What Is the Algorithm in a JWT?
The JWT header contains a field called alg (algorithm), which indicates the method used to sign the token. This algorithm helps create and verify the signature.
| Key | Value |
|---|---|
alg |
HS256 |
typ |
JWT |
What Is the "none" Algorithm?
JWT contains a special value: alg: none. This means the token has no signature — that is, the token has not been signed at all.
{
"alg": "none",
"typ": "JWT"
}
alg: none has no cryptographic signature. If a server accepts it, there is nothing to verify — any attacker can forge any payload they want.
How Does the Attack Work?
Let's assume your server does not perform the correct checks when verifying the JWT. Here is what an attacker can do:
- Obtain a valid JWT from a normal login
- Change its header → set
alg: none - Remove the signature entirely
- Add arbitrary data to the payload (e.g.,
role: admin) - Send it to the server
If the server mistakenly accepts this token, the attacker can gain full access.
Simple Example
alg: HS256
role: User
[Valid Signature ✓]
alg: none
role: Admin
[No Signature ✗]
If the server doesn't verify, the attacker can become an Admin.
Why Does This Problem Occur?
This problem occurs when:
- The server does not properly check the algorithm field from the header
- The
"none"algorithm is allowed by the library or server configuration - The JWT library is used incorrectly — for example, using a decode-only function instead of verify
This is exactly why you should always use jwt.verify() and never rely on jwt.decode() alone for authentication — as explained in our guide on decoding a JWT without the secret key.
How to Avoid It?
Be sure to follow these steps:
- Disable the
"none"algorithm — always ensure your server rejects tokens withalg: none - Use a fixed algorithm — hardcode the algorithm on the server (e.g.,
HS256) and allow only that.
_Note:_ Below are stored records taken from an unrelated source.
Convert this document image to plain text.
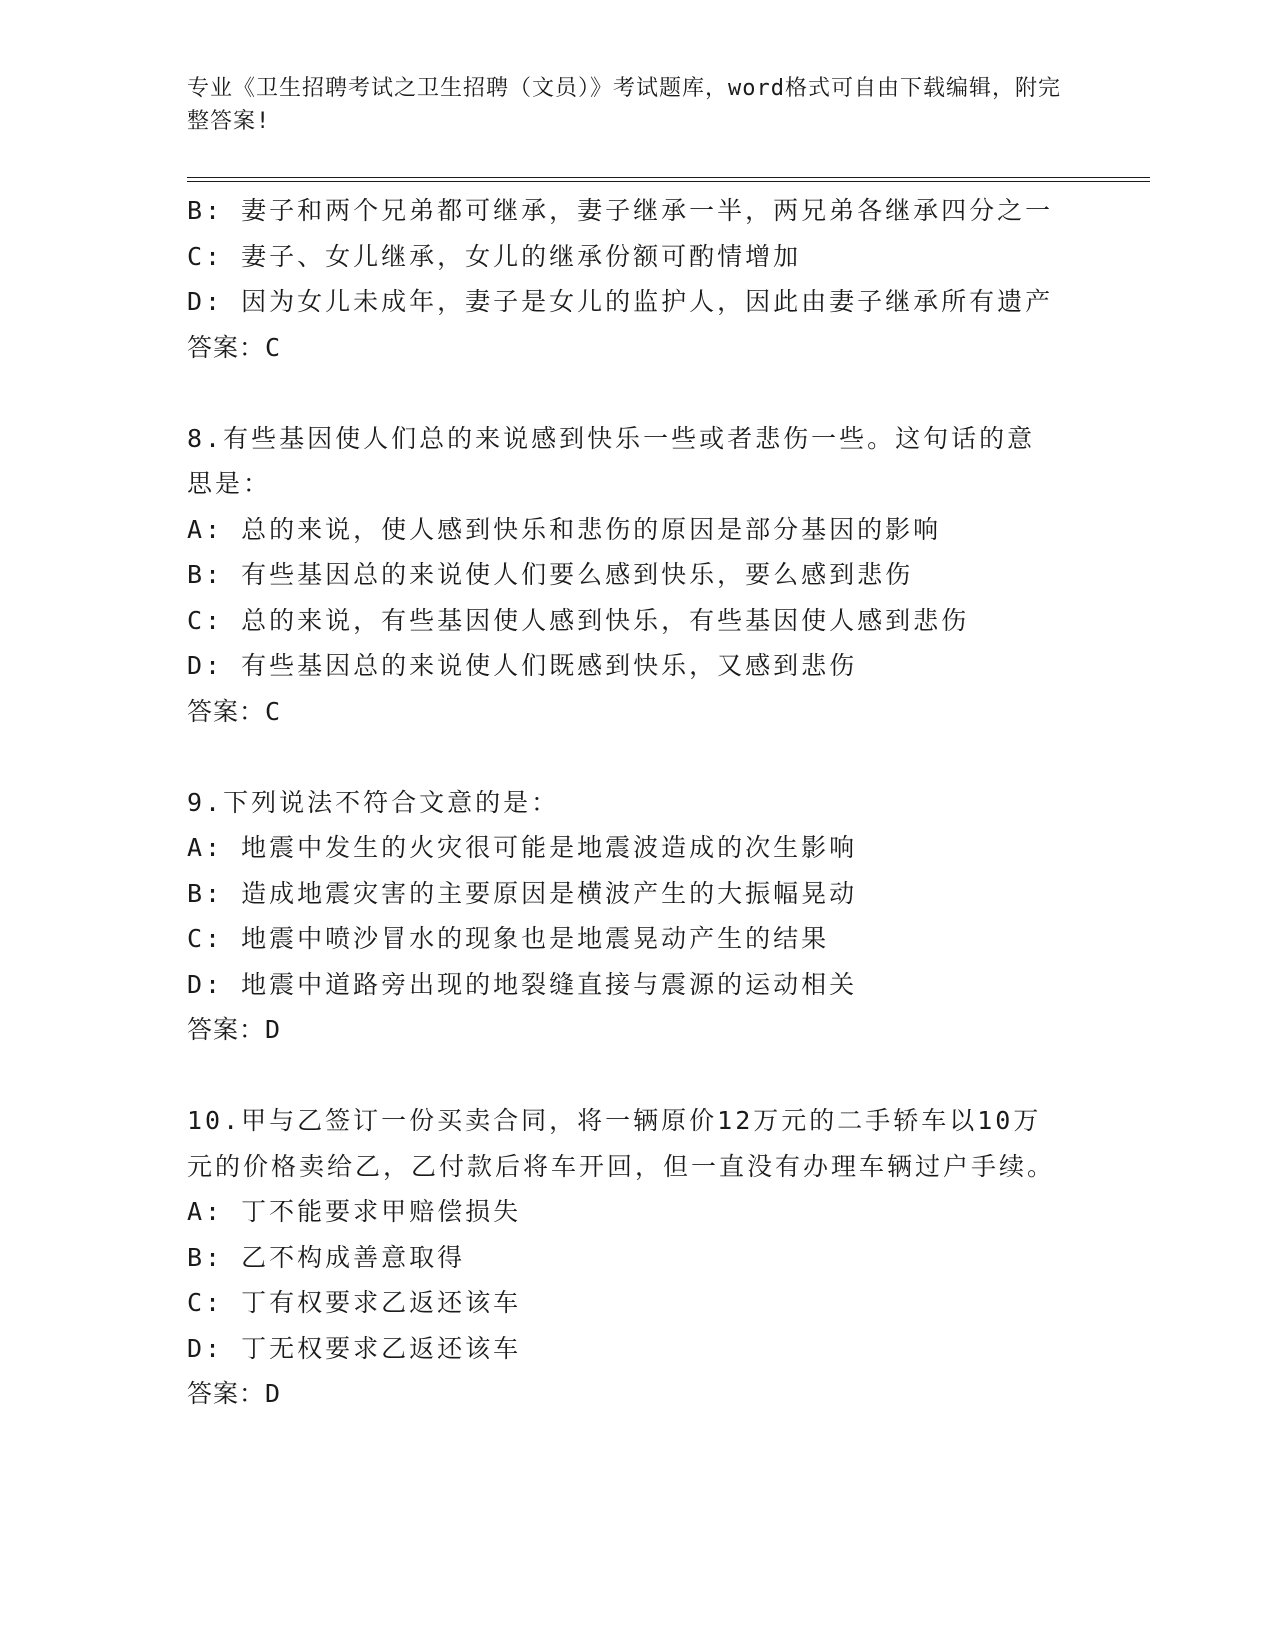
专业《卫生招聘考试之卫生招聘（文员）》考试题库，word格式可自由下载编辑，附完整答案!
B: 妻子和两个兄弟都可继承，妻子继承一半，两兄弟各继承四分之一
C: 妻子、女儿继承，女儿的继承份额可酌情增加
D: 因为女儿未成年，妻子是女儿的监护人，因此由妻子继承所有遗产
答案：C
8.有些基因使人们总的来说感到快乐一些或者悲伤一些。这句话的意思是：
A: 总的来说，使人感到快乐和悲伤的原因是部分基因的影响
B: 有些基因总的来说使人们要么感到快乐，要么感到悲伤
C: 总的来说，有些基因使人感到快乐，有些基因使人感到悲伤
D: 有些基因总的来说使人们既感到快乐，又感到悲伤
答案：C
9.下列说法不符合文意的是：
A: 地震中发生的火灾很可能是地震波造成的次生影响
B: 造成地震灾害的主要原因是横波产生的大振幅晃动
C: 地震中喷沙冒水的现象也是地震晃动产生的结果
D: 地震中道路旁出现的地裂缝直接与震源的运动相关
答案：D
10.甲与乙签订一份买卖合同，将一辆原价12万元的二手轿车以10万元的价格卖给乙，乙付款后将车开回，但一直没有办理车辆过户手续。
A: 丁不能要求甲赔偿损失
B: 乙不构成善意取得
C: 丁有权要求乙返还该车
D: 丁无权要求乙返还该车
答案：D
According to OWASP's JWT security cheat sheet, always explicitly specify and enforce the expected algorithm on the server side - Use a proper JWT library — use trusted libraries that are secure by default
- Don't forget to verify the signature — always verify the JWT signature on every request
- Use updated libraries — outdated libraries may contain bugs, so always use the latest version
Quick Security Checklist
| Check | Safe? |
|---|---|
| Algorithm is hardcoded on the server | ✅ Required |
"none" algorithm is not allowed |
✅ Required |
| Signature verification runs on every request | ✅ Required |
| JWT library is trusted and up-to-date | ✅ Required |
Using alg: none in production |
❌ Never |
Things to Keep in Mind
- Don't blindly trust JWTs — always validate them
- Don't accept what's written in the header directly — never let the token dictate which algorithm to use
- Always perform server-side validation on every request
The Bottom Line
The "none" algorithm attack is a simple but dangerous method that allows an attacker to send a fake token without a signature. If you follow proper validation and security rules, this attack can be easily prevented.
- Never allow
alg: noneon your server — reject such tokens immediately - Always hardcode the expected algorithm (e.g.,
HS256) server-side - Always verify the signature on every request — never just decode
- Use a trusted, up-to-date JWT library
- Never let the token's own header decide which algorithm to use
🔐 Protect your JWT with a strong, cryptographically secure secret. Generate yours instantly at jwtsecretkeygenerator.com — free, browser-based, and never stored on any server.
Frequently Asked Questions
What is the JWT none algorithm attack?
The JWT none algorithm attack is a vulnerability where an attacker modifies a valid JWT's header to set alg to 'none' and removes the signature. If the server incorrectly accepts unsigned tokens, the attacker can forge any payload — for example, escalating their role to admin — and gain unauthorized access.
How do you prevent the JWT none algorithm attack?
Prevent the JWT none algorithm attack by: (1) Always rejecting tokens with alg set to none on the server. (2) Hardcoding the expected algorithm (e.g. HS256) in your verification logic. (3) Using a trusted, up-to-date JWT library. (4) Always verifying the signature on every request. (5) Never trusting what is written in the JWT header without server-side validation.
Why does the none algorithm attack work?
The attack works when a server does not properly validate the algorithm field in the JWT header. If the server allows the 'none' algorithm, accepts tokens without verifying the signature, or uses a misconfigured JWT library, an attacker can send a tampered, unsigned token that the server accepts as valid.
Which JWT algorithm is safe to use?
HS256 (HMAC SHA-256) is a widely used and secure algorithm for symmetric JWT signing. RS256 (RSA SHA-256) is recommended for asymmetric scenarios where separate public and private keys are needed. Always hardcode the expected algorithm on the server and never allow 'none'.